One, the first draft was written over a period of four years while I was working full time. I plodded along with it whenever I had the headspace, and free time, which was not often. It was not my main focus, which I assume is why I was unaware of the sheer amount of story the book contained.

Two, I initially planned to publish it in parts, even carving up the text so I could better concentrate on each section. I did this even before I had finished the first draft, feeling I needed to immediately start thinking of it in parts rather than a single piece of text. By dividing it up this way the manuscript’s true size was disguised.

Three, the story simply is this long. Book Five is where I test Lucy Knight by taking everything away from her, quite literally, and seeing how she operates. I put her up against not one, but two major antagonists, including her “arch-enemy”. I pay off four previous novels of character growth, make some mind-blowing revelations, and add about another two billion characters to the series roster. I can see why I might need a few more words than usual to achieve this.

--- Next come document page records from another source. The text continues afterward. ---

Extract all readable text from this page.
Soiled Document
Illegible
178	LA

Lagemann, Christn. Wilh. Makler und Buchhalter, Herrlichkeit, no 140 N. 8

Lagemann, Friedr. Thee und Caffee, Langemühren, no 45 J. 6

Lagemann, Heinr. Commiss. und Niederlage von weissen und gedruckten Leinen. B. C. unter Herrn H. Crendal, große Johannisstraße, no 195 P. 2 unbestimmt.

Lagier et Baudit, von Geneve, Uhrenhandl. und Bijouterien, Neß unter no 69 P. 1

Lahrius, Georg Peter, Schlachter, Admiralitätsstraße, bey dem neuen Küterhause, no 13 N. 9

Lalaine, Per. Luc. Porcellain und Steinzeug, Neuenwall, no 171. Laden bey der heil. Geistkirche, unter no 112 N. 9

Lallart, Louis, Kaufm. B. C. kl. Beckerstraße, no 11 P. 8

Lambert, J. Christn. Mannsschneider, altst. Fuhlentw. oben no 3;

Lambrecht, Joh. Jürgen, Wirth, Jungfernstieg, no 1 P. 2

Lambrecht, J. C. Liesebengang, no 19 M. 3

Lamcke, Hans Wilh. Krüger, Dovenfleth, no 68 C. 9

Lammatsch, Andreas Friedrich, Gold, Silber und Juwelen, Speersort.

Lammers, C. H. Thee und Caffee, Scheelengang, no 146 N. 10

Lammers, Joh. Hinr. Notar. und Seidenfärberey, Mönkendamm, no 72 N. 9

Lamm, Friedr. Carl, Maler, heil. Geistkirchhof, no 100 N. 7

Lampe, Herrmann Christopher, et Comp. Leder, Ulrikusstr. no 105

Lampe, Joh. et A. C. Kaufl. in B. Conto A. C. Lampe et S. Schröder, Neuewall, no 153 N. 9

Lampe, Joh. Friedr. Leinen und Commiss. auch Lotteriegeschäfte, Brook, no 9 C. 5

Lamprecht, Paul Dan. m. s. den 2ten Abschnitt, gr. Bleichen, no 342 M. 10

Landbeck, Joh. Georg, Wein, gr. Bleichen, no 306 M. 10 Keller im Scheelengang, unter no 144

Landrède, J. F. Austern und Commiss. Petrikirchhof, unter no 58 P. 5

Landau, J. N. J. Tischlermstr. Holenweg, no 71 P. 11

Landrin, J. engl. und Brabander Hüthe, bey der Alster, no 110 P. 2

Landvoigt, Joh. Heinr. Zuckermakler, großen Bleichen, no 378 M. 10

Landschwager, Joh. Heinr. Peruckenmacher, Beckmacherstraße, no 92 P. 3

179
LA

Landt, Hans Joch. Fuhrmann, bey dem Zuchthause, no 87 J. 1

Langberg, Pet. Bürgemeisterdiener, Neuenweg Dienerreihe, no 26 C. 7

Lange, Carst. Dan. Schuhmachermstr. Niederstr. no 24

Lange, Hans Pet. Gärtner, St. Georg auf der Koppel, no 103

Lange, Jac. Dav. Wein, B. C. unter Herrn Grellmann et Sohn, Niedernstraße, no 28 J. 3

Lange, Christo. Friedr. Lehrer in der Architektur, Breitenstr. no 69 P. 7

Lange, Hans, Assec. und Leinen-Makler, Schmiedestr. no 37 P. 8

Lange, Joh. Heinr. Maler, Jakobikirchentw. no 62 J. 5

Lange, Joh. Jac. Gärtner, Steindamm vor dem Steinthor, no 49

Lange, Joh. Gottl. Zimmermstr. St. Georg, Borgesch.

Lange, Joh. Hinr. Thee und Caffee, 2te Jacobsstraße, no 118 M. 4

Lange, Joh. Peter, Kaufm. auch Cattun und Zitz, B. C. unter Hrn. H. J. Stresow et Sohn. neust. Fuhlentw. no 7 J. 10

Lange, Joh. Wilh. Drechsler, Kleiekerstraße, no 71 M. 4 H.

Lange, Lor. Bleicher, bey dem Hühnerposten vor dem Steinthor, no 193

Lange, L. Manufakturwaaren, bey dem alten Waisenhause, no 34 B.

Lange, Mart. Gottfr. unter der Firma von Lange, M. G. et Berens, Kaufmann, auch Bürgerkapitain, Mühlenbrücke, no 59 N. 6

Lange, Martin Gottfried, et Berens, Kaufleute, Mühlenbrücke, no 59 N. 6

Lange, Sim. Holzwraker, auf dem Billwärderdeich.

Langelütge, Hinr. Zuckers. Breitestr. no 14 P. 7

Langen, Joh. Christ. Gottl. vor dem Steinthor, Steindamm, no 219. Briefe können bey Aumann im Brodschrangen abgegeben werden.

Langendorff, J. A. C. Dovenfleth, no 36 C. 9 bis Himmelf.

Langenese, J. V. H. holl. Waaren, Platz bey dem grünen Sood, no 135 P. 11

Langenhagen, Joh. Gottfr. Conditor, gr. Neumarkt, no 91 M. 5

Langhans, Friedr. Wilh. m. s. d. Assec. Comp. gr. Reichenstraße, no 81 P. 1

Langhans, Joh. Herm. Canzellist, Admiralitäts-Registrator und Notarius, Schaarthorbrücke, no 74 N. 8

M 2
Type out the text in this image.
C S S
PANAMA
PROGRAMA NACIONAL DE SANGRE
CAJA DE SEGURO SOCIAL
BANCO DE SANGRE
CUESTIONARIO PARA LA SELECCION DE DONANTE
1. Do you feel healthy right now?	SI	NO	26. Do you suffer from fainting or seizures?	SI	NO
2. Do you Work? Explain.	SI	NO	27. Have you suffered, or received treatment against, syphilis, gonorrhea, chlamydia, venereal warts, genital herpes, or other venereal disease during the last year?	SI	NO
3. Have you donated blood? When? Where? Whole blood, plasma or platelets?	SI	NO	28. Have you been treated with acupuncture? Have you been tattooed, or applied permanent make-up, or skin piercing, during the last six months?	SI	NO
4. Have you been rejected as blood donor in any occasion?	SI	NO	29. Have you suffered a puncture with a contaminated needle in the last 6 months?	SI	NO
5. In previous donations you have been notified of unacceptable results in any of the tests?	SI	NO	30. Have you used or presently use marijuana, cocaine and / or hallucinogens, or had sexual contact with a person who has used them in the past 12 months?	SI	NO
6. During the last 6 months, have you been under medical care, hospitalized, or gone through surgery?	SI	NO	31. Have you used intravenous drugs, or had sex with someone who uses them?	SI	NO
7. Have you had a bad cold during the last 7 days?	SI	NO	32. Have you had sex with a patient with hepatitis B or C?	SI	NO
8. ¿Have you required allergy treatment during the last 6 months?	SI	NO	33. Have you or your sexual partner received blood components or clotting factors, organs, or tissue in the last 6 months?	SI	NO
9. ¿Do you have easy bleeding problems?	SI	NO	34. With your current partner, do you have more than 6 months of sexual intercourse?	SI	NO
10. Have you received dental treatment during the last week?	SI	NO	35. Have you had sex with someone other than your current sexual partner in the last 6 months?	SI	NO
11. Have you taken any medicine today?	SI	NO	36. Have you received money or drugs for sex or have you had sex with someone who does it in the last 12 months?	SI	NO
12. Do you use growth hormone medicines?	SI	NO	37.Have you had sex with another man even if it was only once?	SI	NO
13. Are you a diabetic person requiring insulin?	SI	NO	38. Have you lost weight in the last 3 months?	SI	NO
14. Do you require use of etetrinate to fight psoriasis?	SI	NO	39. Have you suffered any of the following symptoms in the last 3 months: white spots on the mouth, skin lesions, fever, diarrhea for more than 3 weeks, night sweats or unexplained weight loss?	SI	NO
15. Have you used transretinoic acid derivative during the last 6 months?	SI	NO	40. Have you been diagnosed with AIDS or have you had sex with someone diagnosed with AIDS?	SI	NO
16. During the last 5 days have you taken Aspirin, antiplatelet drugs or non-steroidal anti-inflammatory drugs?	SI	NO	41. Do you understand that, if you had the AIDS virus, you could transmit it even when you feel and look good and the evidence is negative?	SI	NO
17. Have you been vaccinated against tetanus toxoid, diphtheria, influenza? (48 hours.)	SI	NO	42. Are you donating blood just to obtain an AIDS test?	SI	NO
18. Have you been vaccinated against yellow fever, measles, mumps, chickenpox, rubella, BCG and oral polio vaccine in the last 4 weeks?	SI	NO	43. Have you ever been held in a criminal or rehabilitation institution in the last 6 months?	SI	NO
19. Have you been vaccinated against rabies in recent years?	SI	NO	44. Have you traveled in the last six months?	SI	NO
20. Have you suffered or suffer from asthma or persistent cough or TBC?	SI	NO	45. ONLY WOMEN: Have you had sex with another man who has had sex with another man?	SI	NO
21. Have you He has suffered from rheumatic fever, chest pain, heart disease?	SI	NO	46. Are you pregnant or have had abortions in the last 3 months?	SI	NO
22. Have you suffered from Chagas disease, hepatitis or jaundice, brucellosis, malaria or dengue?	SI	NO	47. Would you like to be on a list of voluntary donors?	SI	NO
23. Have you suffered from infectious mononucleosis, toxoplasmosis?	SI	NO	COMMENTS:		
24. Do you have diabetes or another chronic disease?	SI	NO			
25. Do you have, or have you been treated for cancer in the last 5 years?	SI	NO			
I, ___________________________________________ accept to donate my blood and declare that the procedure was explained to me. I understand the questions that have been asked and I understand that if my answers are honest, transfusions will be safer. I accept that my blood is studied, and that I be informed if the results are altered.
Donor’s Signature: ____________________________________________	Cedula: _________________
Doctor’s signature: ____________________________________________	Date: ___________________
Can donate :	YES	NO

Four, I’m a verbose writer even when I’m trying not to be. I use three words when one would do. Ernest Hemingway probably could have told the story in half as many pages but Hemingway also never had to write dialogue for a cat. Cats are notoriously long winded.

In fact, The Rosetta Engine could have been even longer. Once I realised just how large it was I excised the back fifth of the book. This didn’t just reduce the story, it enhanced it, forcing me to come up with a different conclusion that ultimately improved the tale and the series as a whole.

That’s the “how” and also “why”, I guess. So “what” about Book Six?

I can confirm it’s an epic tale, but not in size. Repeating Book Five is something I’ve been painfully aware of during the planning process for its successor. Having now birthed such a massive baby I have no desire to repeat the process. Rewriting and editing The Mythic and the Rosetta Engine was…something.

Which isn’t to say I don’t have another epic in me, or in The Mythic Series. But it is to say if I write another single piece of work that long I’ll do it on purpose.